45 - Alien Dictionary

There is a foreign language which uses the latin alphabet, but the order among letters is not "a", "b", "c" ... "z" as in English.

You receive a list of non-empty strings words from the dictionary, where the words are sorted lexicographically based on the rules of this new language.

Derive the order of letters in this language. If the order is invalid, return an empty string. If there are multiple valid order of letters, return any of them.

Examples¶

Example 1

Input: ["z","o"]
Output: "zo"
Explanation: From "z" and "o", we know 'z' < 'o', so return "zo".

Example 2

Input: ["hrn","hrf","er","enn","rfnn"]
Output: "hernf"
Explanation: - from "hrn" and "hrf", we know 'n' < 'f' - from "hrf" and "er", we know 'h' < 'e' - from "er" and "enn", we know 'r' < 'n' - from "enn" and "rfnn" we know 'e' < 'r' - one possible solution is "hernf"

Solution¶

Java Code¶

import java.util.*;

class Solution {
    public String foreignDictionary(String[] words) {
        // Step 0: Create Adjacency List and In-Degree Map
        Map<Character, List<Character>> adj = new HashMap<>();
        Map<Character, Integer> inDegree = new HashMap<>();

        // Initialize every character found in any word
        for (String word : words) {
            for (char c : word.toCharArray()) {
                adj.putIfAbsent(c, new ArrayList<>());
                inDegree.putIfAbsent(c, 0);
            }
        }

        // Step 1: Build the Graph
        for (int i = 0; i < words.length - 1; i++) {
            String w1 = words[i];
            String w2 = words[i+1];
            int len = Math.min(w1.length(), w2.length());

            // Special case: if w2 is a prefix of w1, it's invalid
            if (w1.length() > w2.length() && w1.startsWith(w2)) {
                return "";
            }

            for (int j = 0; j < len; j++) {
                char c1 = w1.charAt(j);
                char c2 = w2.charAt(j);
                if (c1 != c2) {
                    // Avoid duplicate edges
                    if (!adj.get(c1).contains(c2)) {
                        adj.get(c1).add(c2);
                        inDegree.put(c2, inDegree.get(c2) + 1);
                    }
                    break; // Only the first differing character gives order
                }
            }
        }

        // Step 2: Kahn's Algorithm (BFS for Topological Sort)
        Queue<Character> queue = new LinkedList<>();
        for (char c : inDegree.keySet()) {
            if (inDegree.get(c) == 0) {
                queue.offer(c);
            }
        }

        StringBuilder sb = new StringBuilder();
        while (!queue.isEmpty()) {
            char current = queue.poll();
            sb.append(current);

            for (char neighbor : adj.get(current)) {
                inDegree.put(neighbor, inDegree.get(neighbor) - 1);
                if (inDegree.get(neighbor) == 0) {
                    queue.offer(neighbor);
                }
            }
        }

        // Cycle detection: if sb length doesn't match available chars, return ""
        return sb.length() == inDegree.size() ? sb.toString() : "";
    }
}

Intuition¶

The lexicographically sorted words provide a set of precedence rules.
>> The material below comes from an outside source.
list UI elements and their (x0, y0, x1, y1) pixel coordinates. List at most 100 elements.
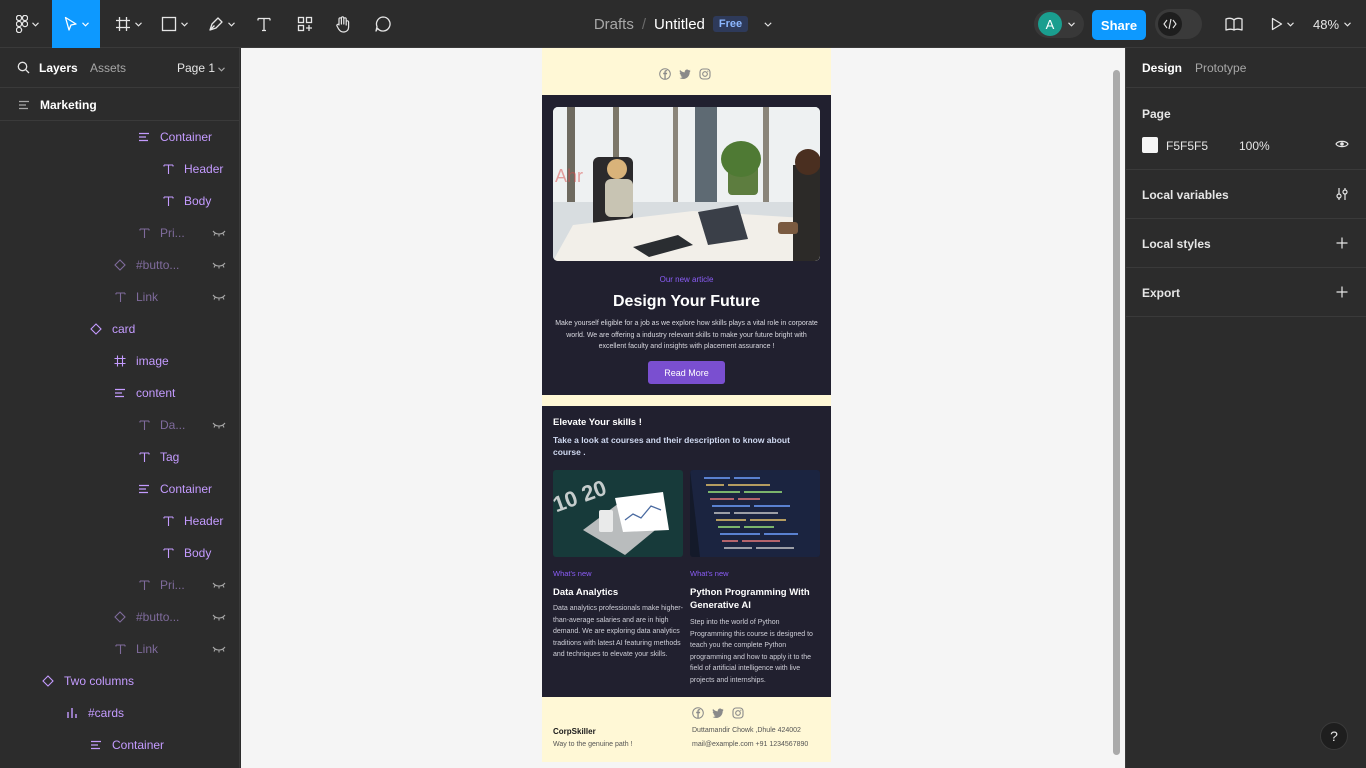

For example, if "alien" comes before "apple", the first differing character ('i' and 'p') tells us that 'i' must come before 'p' in the alien alphabet.

This relationship c1 < c2 can be represented as a directed edge in a graph. The goal is to perform a Topological Sort to find a valid linear ordering of characters.

Pruning and Edge Cases¶

Prefix Rule: If word A is a prefix of word B, but word A appears after word B in the dictionary (e.g., ["abc", "ab"]), the order is invalid.
Cycles: If there's a circular dependency (e.g., a < b, b < c, c < a), no valid ordering exists.

Complexity Analysis¶

Time Complexity¶

\(O(C)\)

\(C\) is the total number of characters in all words combined.
Building the adjacency list takes \(O(C)\).
Topological sort (BFS) takes \(O(V + E)\), where \(V\) is at most 26 (unique characters) and \(E\) is at most \(C\).

Space Complexity¶

\(O(V + E)\)

To store the adjacency list and in-degree map.
\(V \le 26\), so space is primarily bounded by the number of unique character dependencies discovered.

Key Takeaways¶

Lexicographical sorted lists are a natural candidate for Directed Graph representations.
Determining character order is equivalent to finding a Topological Sort.
Always check for the prefix edge case where a longer word incorrectly precedes its shorter prefix.